У Пелли на первом месте стоял удар. «Как он мог Его ударить?!» Вторым по значимости был «козлиный помет». «Мерзавец!» В-третьих, в-четвертых, и в-пятых: «Ненавижу!» И почему Великолепный Нэрнис называет это чудовище братом? Что-то общее, конечно, есть. Оба — эльфы. Самое ужасное, в-шестых: «А может ли девица считать себя приличной после посещения „Барашка“?» Но с другой стороны… Они сейчас идут втроем по дороге, а не сидят за решеткой, где Великолепному Нэрнису совсем не место, а её, Пелли, ждало неведомое наказание. Это — раз. Она стала намного красивее с этим цветом волос. Уж если в воде отражение было очень милым, то в зеркале это будет еще лучше. Это — два. Она не прихватила с собой даже жалкие накопленные гроши, но Даэрос не станет жадничать. Наверное, даже даст ей попользоваться замечательной баночкой с сажей. Точно даст. Это — три. Платье — очень красивое и дорогое. Это — четыре. У неё на шее — потрясающее украшение: шнурок от кошелька Прекрасного и Любимого и золотая монета, целая золотая монета! Это — пять. Она больше не служит у Малерны, но сама бы ни за что не отважилась на побег — это шесть. Но, как он посмел? Его! Ударить!? Это — семь. Но он же не всерьез ударил… Это — восемь. Так что, если ему оторвать бороду и отмыть, то… Пелли умела считать только до восьми и поэтому запуталась.
— Нет, ну вы совсем ничего не понимаете?! — Даэросу это молчание не понравилось.
— Понимаем!
— О, хоровое пение! Прекрасно! Можете изложить свое неудовольствие моим поведением заранее, потому что забор постоялого двора уже виден. Сейчас мы туда зайдем, и я продолжу вас тиранить в том же стиле. Нэрьо, давай, не стесняйся!
— У меня кожа под этими усами чешется и вся стянута! Сетка уши уже напополам разрезала! Если я сейчас же её не сниму, а уши не разотру, то неизвестно чем это кончится! А какая-то шпилька все время втыкается в голову — там уже, наверное, дырка. Сапоги не гнутся и при этом на ногах болтаются. Я себе уже все ноги стер!
— А у меня спина ноет и чешется. — Присоединилась Пелли. — Все эти камешки и железочки в кожу впились! Я хочу согнуться! Просто согнуться!

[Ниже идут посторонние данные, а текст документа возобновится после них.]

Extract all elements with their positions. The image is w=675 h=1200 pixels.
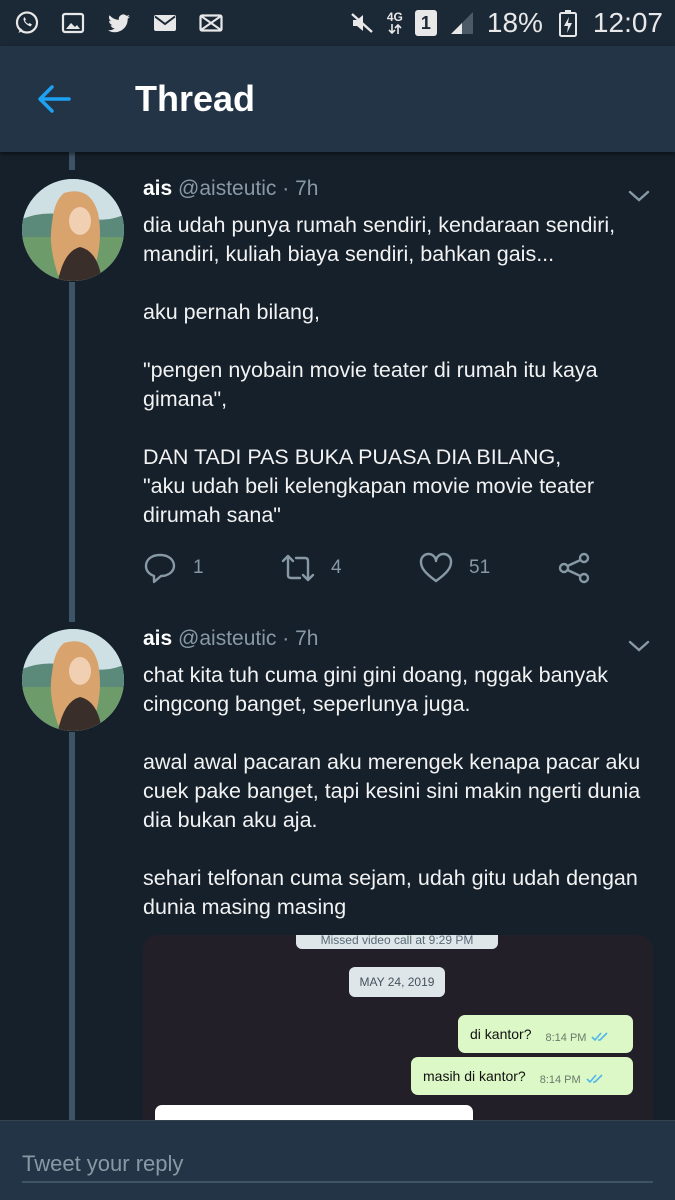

— Это все!? — Даэрос был потрясен — Ну, не капризничайте… Осталось потерпеть чуть-чуть. Вот, придем, закажем ужин, и ты, Пелли, сможешь сразу подняться в комнату, где мы тебя расшнуруем. Спать будешь спокойно, без оружия. Нэрьо, ты сможешь избавиться от сапог и почесаться везде, где хочешь. Но бороды и усы нам придется оставить. Если хочешь знать, этот клей надо в тазу полдня размачивать. Но зато — не отваливается. Сам варил на акульих хребтах. Хрящи акулы… Ну, ладно, если тебя утешит, то я не меньше тебя мучаюсь. У меня еще и брови чешутся. И груз тащу. И не ною!
— Это у тебя-то груз!?
— Нэрьо, ты, что не видишь, какой я стал упитанный?
— Это у тебя там…?
— Груз! Попробуй нацепить под исподнее кожаный жилет, простеганный карманами, и побегать!